I like his accent. Something about British children (he must be about seventeen though, old enough to resent being called a child) is off-putting and charming at the same time, especially with the odd drawl people from Sussex seem to have. He’s got a ruddy complexion and a pleasant, customer service smile.

“It is,” I say. 64 degrees fahrenheit, a slight breeze, partial clouds. It’s very nice for November, but I’m sure by next week it’ll be bitter cold and gusty, especially up here. I tip him £10 and take my groceries.

“Thank you!” he says, always chipper. “Cheers.”

“Cheers,” I say back, but I can tell it sounds weird coming out of my American mouth.

I return to my post. I spread smooth peanut butter on soft white bread while I keep watch.
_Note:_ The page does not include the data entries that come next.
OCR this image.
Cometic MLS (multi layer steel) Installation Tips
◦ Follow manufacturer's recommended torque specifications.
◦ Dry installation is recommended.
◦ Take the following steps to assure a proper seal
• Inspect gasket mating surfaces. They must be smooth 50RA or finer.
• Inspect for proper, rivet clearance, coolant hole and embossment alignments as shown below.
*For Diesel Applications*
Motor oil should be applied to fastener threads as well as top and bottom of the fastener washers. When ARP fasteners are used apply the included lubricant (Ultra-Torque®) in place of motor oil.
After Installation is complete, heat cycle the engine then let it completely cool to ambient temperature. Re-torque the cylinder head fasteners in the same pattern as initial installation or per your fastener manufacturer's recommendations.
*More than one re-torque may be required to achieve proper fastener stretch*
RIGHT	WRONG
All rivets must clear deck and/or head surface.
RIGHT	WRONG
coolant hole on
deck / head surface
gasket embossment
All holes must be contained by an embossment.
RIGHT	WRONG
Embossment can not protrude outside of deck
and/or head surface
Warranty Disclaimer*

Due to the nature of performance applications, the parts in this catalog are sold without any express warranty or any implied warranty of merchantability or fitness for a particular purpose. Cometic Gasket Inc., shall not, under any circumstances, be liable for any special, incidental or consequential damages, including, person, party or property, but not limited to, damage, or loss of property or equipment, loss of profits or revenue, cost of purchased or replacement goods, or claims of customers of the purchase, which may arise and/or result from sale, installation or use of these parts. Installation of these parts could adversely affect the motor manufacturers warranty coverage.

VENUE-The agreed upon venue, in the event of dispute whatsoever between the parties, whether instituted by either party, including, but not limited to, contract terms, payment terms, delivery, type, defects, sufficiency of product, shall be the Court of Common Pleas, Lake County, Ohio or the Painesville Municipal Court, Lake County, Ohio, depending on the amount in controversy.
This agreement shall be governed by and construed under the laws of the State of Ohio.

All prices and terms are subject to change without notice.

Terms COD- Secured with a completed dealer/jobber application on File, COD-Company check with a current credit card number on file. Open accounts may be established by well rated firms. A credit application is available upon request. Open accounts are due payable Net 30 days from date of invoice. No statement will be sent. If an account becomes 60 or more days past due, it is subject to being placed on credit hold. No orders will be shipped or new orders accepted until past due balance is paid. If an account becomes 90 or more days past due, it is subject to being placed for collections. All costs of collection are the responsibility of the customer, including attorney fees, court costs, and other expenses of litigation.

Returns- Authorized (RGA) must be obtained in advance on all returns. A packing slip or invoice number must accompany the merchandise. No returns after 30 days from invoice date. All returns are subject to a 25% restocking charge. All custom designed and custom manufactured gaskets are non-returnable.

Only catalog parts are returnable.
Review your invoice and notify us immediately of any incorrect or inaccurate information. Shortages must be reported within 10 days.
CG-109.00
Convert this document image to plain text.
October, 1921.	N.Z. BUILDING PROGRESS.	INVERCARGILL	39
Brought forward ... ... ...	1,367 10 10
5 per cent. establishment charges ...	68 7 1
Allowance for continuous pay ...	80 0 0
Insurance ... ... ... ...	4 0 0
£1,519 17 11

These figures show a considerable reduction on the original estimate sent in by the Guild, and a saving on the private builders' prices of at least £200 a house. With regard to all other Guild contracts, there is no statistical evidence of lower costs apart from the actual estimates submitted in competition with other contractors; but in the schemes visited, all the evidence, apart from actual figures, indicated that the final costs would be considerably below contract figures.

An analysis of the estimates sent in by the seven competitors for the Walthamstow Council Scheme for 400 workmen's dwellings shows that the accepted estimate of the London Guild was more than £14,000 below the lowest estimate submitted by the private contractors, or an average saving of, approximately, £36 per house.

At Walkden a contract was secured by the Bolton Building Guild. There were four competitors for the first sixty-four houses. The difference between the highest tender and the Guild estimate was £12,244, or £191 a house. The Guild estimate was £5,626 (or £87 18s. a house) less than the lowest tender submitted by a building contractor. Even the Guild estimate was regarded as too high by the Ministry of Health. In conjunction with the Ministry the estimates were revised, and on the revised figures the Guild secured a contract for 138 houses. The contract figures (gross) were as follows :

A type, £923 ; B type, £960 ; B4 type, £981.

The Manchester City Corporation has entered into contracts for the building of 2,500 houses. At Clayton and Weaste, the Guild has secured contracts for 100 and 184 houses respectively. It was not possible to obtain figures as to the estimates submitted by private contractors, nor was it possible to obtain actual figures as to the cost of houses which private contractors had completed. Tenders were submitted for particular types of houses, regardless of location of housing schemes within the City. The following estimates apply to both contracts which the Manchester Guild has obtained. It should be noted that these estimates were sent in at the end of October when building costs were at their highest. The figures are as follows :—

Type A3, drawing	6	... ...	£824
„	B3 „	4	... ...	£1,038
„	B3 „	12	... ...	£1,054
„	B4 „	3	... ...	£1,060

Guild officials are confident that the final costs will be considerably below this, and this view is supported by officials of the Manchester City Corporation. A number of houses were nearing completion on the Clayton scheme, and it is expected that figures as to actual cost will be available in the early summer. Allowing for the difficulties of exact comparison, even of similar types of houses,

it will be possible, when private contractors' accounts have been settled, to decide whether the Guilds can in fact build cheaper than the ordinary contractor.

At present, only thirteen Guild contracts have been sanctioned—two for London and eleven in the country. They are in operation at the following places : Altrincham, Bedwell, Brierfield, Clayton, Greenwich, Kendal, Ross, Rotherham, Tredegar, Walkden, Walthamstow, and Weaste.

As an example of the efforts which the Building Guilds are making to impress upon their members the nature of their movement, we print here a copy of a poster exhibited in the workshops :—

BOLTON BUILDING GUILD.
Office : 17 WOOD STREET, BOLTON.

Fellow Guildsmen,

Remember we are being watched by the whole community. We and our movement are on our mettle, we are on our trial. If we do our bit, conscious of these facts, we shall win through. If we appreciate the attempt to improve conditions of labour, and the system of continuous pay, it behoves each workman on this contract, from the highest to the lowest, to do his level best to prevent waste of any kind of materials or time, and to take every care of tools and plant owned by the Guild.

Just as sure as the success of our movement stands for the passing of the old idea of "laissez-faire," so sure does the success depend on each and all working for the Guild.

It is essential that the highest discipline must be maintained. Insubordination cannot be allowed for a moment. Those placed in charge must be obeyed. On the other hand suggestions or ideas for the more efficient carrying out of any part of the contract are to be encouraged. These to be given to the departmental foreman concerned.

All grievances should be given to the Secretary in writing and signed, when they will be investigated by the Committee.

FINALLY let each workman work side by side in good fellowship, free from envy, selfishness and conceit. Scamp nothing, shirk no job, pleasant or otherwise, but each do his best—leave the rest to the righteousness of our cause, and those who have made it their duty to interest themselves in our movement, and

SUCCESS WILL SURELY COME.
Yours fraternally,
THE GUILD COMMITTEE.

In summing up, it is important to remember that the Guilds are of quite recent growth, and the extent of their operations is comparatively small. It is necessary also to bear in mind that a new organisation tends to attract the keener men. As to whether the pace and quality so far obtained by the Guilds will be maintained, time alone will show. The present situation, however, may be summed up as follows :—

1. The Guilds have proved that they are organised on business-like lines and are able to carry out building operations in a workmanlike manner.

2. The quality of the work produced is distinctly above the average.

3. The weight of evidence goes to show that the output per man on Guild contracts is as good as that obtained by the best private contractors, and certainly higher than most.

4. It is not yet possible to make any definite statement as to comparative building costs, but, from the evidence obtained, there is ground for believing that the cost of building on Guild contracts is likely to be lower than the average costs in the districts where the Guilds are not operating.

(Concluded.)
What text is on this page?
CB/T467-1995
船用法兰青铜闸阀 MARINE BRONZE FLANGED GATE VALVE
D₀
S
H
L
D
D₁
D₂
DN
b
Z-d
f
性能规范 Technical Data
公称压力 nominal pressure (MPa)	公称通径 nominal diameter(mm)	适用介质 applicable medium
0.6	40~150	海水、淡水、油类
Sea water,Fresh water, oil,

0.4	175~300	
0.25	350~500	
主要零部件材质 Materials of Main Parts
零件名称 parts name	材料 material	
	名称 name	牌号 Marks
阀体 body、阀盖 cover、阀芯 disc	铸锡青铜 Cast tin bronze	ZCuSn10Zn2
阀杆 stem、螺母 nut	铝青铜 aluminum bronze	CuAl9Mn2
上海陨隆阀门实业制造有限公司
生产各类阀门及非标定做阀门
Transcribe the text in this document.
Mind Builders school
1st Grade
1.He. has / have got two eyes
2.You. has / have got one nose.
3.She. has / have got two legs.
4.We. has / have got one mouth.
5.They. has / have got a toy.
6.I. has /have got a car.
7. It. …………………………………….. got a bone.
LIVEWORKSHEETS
It’s only 5:43pm but maybe someone had a bad day at work. I never have bad days at work. Sitting solitary in the comfort of my own quiet home, I make calls and ask people if they’d like to spend money on something they’re not already spending money on. I’m thankful when they hang up on me. Most of them do, but some are too polite, or maybe too lonely, or maybe too bored to give up the brief company. I’m thankful I’m paid for hours and not commission. I’m thankful this job lets me focus on living here on the cliff.